Он всех благословил и глубоко всем поклонился.
IV
Маловерная дама
Приезжая дама помещица, взирая на всю сцену разговора с простонародьем и благословения его, проливала тихие слезы и утирала их платочком. Это была чувствительная светская дама и с наклонностями во многом искренно добрыми. Когда старец подошел наконец и к ней, она встретила его восторженно:
— Я столько, столько вынесла, смотря на всю эту умилительную сцену… — не договорила она от волнения. — О, я понимаю, что вас любит народ, я сама люблю народ, я желаю его любить, да и как не любить народ, наш прекрасный, простодушный в своем величии русский народ!
— Как здоровье вашей дочери? Вы опять пожелали со мною беседовать?
— О, я настоятельно просила, я умоляла, я готова была на колени стать и стоять на коленях хоть три дня пред вашими окнами, пока бы вы меня впустили. Мы приехали к вам, великий исцелитель, чтобы высказать всю нашу восторженную благодарность. Ведь вы Лизу мою исцелили, исцелили совершенно, а чем? — тем, что в четверг помолились над нею, возложили на нее ваши руки. Мы облобызать эти руки спешили, излить наши чувства и наше благоговение!
— Как так исцелил? Ведь она всё еще в кресле лежит?

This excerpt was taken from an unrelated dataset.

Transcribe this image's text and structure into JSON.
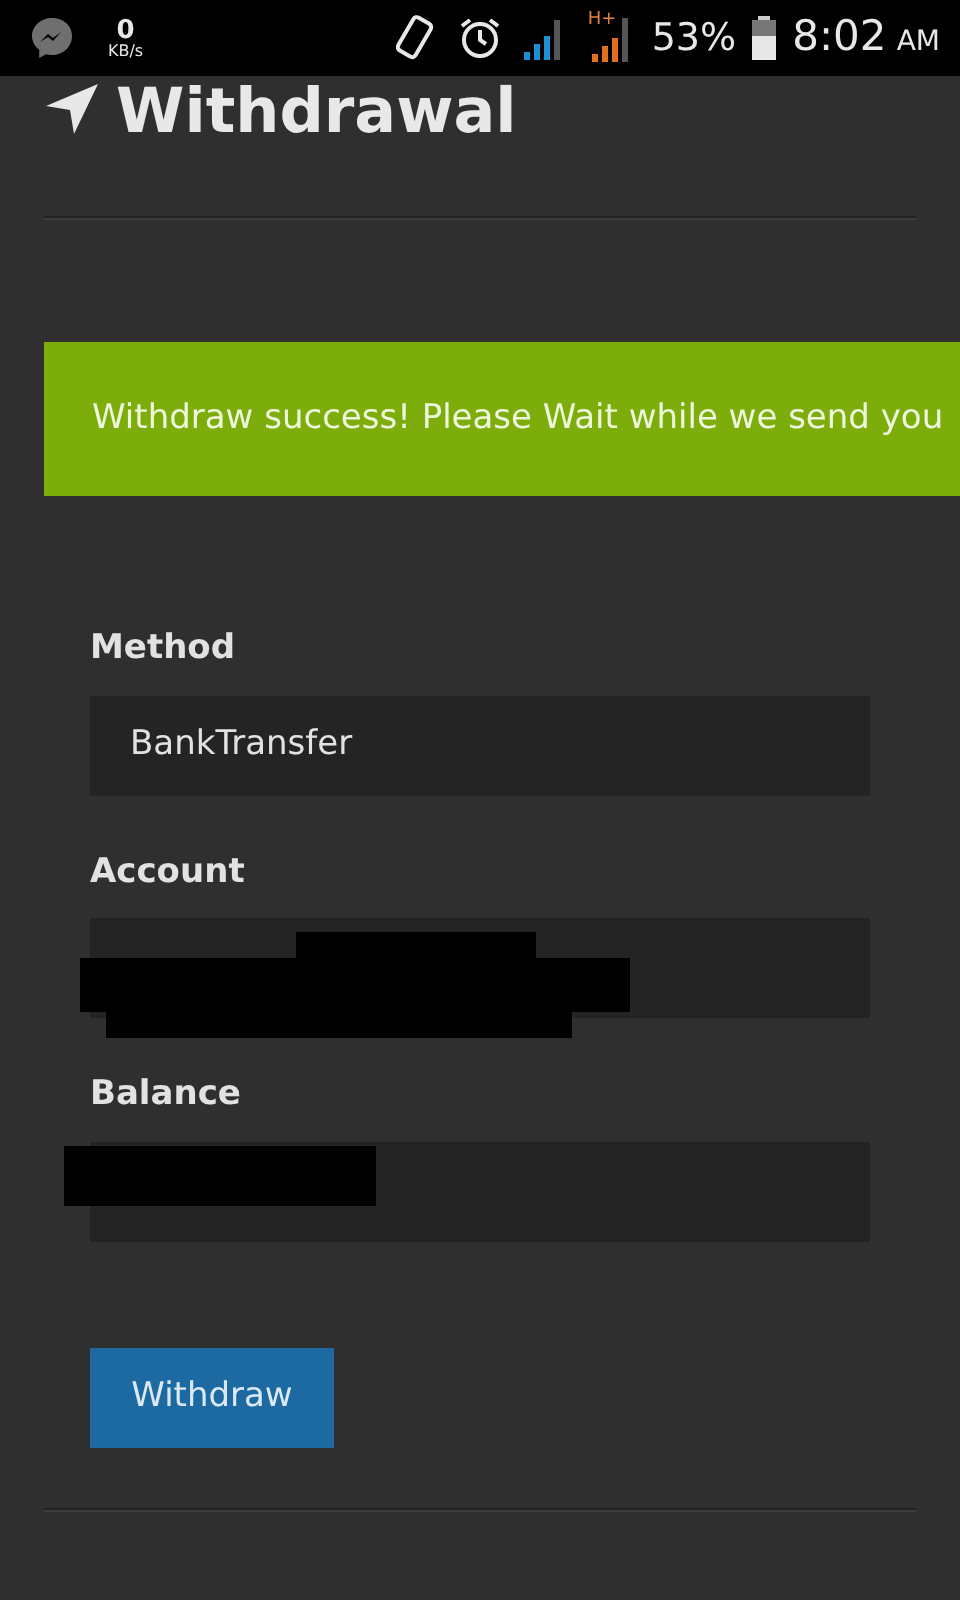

— Но ночные лихорадки совершенно исчезли, вот уже двое суток, с самого четверга, — нервно заспешила дама. — Мало того: у ней ноги окрепли. Сегодня утром она встала здоровая, она спала всю ночь, посмотрите на ее румянец, на ее светящиеся глазки. То всё плакала, а теперь смеется, весела, радостна. Сегодня непременно требовала, чтоб ее поставили на ноги постоять, и она целую минуту простояла сама, безо всякой поддержки. Она бьется со мной об заклад, что через две недели будет кадриль танцевать. Я призывала здешнего доктора Герценштубе; он пожимает плечами и говорит: дивлюсь, недоумеваю. И вы хотите, чтобы мы не беспокоили вас, могли не лететь сюда, не благодарить? Lise, благодари же, благодари!
Миленькое, смеющееся личико Lise сделалось было вдруг серьезным, она приподнялась в кресле, сколько могла, и, смотря на старца, сложила пред ним свои ручки, но не вытерпела и вдруг рассмеялась…
— Это я на него, на него! — указала она на Алешу, с детской досадой на себя за то, что не вытерпела и рассмеялась. Кто бы посмотрел на Алешу, стоявшего на шаг позади старца, тот заметил бы в его лице быструю краску, в один миг залившую его щеки. Глаза его сверкнули и потупились.
— У ней к вам, Алексей Федорович, поручение… Как ваше здоровье, — продолжала маменька, обращаясь вдруг к Алеше и протягивая к нему свою прелестно гантированную* ручку.